RAILCARD : Railcard

Faisant suite à une série d’ep, ce premier album du groupe britannique Railcard revisite la pop sixties / seventies avec fraîcheur et amour. Concrètement, c’est le genre de disque qui vous plonge dans une nostalgie et un bien-être immédiats. Et oui, c’est le mec qui vient de chronique l’album d’une formation de black metal qui vous le dit. Quoi, on a pas le droit de ne pas être seul dans sa tête ici ? Bref. Dans la grande tradition pop, les 10 titres de ce premier album sont courts et ne cherchent aucunement à révolutionner le genre. Oui, mais des éléments folk et psychédéliques viennent ajouter un peu de sel (ou de LSD) à l’ensemble. Et l’album en question a beau être affilié à la même mère nourricière, cela ne l’empêche pas d’accueillir des titres plutôt différents les uns des autres.
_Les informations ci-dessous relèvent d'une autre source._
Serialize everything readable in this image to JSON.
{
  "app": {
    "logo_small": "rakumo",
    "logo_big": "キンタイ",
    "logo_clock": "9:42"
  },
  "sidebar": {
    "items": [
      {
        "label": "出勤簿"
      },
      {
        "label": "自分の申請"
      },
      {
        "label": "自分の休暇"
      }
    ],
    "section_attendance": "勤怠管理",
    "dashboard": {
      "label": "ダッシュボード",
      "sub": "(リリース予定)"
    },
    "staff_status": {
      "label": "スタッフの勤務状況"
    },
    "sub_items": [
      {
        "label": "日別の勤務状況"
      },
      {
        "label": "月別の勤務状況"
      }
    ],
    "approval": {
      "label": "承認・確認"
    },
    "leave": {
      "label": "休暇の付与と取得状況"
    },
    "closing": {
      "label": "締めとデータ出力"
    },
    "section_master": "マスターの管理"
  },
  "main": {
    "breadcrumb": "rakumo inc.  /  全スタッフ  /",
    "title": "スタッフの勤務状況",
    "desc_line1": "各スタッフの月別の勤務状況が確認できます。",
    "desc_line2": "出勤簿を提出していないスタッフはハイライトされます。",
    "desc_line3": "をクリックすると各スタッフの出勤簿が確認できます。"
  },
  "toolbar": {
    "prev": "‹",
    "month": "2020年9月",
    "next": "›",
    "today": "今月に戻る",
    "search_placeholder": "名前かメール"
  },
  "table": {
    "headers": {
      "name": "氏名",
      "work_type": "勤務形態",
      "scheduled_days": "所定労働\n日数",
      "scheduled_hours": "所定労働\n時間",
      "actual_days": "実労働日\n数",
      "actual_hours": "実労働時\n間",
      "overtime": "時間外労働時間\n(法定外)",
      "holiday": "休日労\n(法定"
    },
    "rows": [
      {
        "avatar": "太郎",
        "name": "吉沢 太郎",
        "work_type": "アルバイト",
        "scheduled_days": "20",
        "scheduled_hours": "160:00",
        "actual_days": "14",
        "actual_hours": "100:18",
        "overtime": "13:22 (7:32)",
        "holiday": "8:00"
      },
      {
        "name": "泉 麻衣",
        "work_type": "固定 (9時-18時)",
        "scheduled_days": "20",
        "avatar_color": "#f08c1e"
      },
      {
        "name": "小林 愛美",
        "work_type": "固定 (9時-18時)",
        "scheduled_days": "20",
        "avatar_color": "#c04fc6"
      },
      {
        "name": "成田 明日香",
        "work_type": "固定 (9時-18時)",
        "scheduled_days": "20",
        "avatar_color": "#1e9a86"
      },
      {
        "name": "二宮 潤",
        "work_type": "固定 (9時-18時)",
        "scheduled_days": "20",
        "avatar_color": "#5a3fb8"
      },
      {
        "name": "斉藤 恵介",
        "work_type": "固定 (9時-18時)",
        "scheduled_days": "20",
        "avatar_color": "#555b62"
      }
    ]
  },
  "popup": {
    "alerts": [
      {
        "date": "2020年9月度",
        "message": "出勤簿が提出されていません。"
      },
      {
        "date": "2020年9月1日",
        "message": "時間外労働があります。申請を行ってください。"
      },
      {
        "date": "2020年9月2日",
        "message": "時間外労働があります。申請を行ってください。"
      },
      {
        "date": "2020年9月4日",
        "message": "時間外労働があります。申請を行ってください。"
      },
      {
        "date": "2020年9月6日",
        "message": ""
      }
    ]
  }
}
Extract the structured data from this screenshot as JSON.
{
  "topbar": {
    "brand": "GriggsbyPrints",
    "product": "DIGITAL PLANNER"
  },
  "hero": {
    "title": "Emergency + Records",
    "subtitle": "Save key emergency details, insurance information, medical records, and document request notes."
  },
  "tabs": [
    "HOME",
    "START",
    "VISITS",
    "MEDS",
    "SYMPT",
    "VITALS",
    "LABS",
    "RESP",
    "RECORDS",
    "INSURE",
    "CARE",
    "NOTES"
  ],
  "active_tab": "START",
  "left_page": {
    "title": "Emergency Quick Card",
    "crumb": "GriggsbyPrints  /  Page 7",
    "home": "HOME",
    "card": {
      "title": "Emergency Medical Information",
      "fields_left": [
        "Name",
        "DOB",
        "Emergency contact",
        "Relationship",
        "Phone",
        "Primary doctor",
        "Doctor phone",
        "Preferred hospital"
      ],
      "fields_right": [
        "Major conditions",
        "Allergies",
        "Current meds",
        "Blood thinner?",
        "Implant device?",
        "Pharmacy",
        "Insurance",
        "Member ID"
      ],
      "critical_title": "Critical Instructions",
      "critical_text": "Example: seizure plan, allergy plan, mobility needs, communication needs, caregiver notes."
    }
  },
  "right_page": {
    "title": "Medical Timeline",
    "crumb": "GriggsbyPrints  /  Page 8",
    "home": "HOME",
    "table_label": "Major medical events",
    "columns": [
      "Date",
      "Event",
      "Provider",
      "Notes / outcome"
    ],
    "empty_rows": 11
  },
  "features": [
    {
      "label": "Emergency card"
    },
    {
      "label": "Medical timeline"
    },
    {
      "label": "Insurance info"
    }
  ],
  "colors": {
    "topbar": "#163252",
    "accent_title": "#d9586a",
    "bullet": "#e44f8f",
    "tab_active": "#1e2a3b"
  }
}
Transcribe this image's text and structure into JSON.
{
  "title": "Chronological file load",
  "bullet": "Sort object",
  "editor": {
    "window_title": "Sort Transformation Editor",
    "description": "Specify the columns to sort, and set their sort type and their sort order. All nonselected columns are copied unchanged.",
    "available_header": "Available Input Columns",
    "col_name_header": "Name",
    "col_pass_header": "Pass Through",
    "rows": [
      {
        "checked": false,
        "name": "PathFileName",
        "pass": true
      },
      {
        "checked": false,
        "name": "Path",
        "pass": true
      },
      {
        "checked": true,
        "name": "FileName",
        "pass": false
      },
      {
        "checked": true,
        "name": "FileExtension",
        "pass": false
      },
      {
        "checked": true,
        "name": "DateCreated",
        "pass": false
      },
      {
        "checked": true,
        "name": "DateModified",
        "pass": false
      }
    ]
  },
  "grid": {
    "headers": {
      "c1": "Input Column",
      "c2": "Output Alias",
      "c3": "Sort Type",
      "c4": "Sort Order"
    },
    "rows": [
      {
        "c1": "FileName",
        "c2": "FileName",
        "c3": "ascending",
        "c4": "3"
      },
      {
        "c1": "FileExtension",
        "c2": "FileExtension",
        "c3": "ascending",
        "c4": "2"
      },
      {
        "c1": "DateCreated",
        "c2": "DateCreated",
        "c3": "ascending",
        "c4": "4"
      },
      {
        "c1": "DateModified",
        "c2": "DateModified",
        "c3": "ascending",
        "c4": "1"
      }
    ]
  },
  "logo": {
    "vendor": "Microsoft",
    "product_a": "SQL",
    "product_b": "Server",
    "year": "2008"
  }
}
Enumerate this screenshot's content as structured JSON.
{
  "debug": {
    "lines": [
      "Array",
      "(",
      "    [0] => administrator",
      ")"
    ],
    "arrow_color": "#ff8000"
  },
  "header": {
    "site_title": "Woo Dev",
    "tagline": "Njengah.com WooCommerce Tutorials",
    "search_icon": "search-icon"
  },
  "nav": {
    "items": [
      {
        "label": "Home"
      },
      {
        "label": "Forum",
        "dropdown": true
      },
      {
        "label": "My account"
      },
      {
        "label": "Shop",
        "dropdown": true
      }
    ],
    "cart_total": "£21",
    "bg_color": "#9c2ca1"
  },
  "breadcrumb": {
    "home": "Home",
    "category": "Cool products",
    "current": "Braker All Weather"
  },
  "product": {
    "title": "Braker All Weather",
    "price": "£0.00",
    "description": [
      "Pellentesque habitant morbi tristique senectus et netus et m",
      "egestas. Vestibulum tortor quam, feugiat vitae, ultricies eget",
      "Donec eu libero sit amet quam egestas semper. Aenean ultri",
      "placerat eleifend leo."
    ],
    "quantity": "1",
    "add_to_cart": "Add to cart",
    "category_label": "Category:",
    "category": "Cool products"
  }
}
Mais ce ne serait pas respecter Railcard que ne pas relayer ce qui fait l’essence du projet. Tous convoqués à l’occasion de la réalisation de la compilation indie pop « Sensitive », les musiciens Rachel Love (Dolly Mixture), Peter Momtchiloff (Heavenly) et Ian Button (Papernut Cambridge) discutent, et réalisent qu’ils ont pas mal de points communs, notament celui d’être nés à quelques semaines d’intervalle en 1962. Ceci donnera naissance à l’une des meilleurs chansons du disque. Ils décident de se réunir et travailler sur des titres et un style qui leur tient à coeur. Chacun de leurs expériences personnelles venant nourrir le pot commun, il est donc logique qu’on obtienne un melting pot aussi riche et varié. Ce qui contribue aussi à conner à ce premier album des allures de compilation nuggets, c’est le fait qu’il soit la contraction de leurs deux précédents ep, d’inédits et d’une reprise. Il ne faut donc pas chercher l’unité ici. Et pas forcément le message non plus : c’est le plaisir et l’évocation de souvenirs et d’expériences de vie qui nourrissent les textes. Ce qui n’altère en rien les bonnes vibes ressenties à l’écoute de « Narcisus », « Disco loadout », « Born in 62 » ou « Day dream » par exemple. Tout le monde ne sera pas touché par les mêmes titres, et/ou peut-être pas dans les mêmes circonstances. Mais on ne peut nier que Railcard a prouvé ici que de simples coïncidences peuvent faire naître de belles rencontres.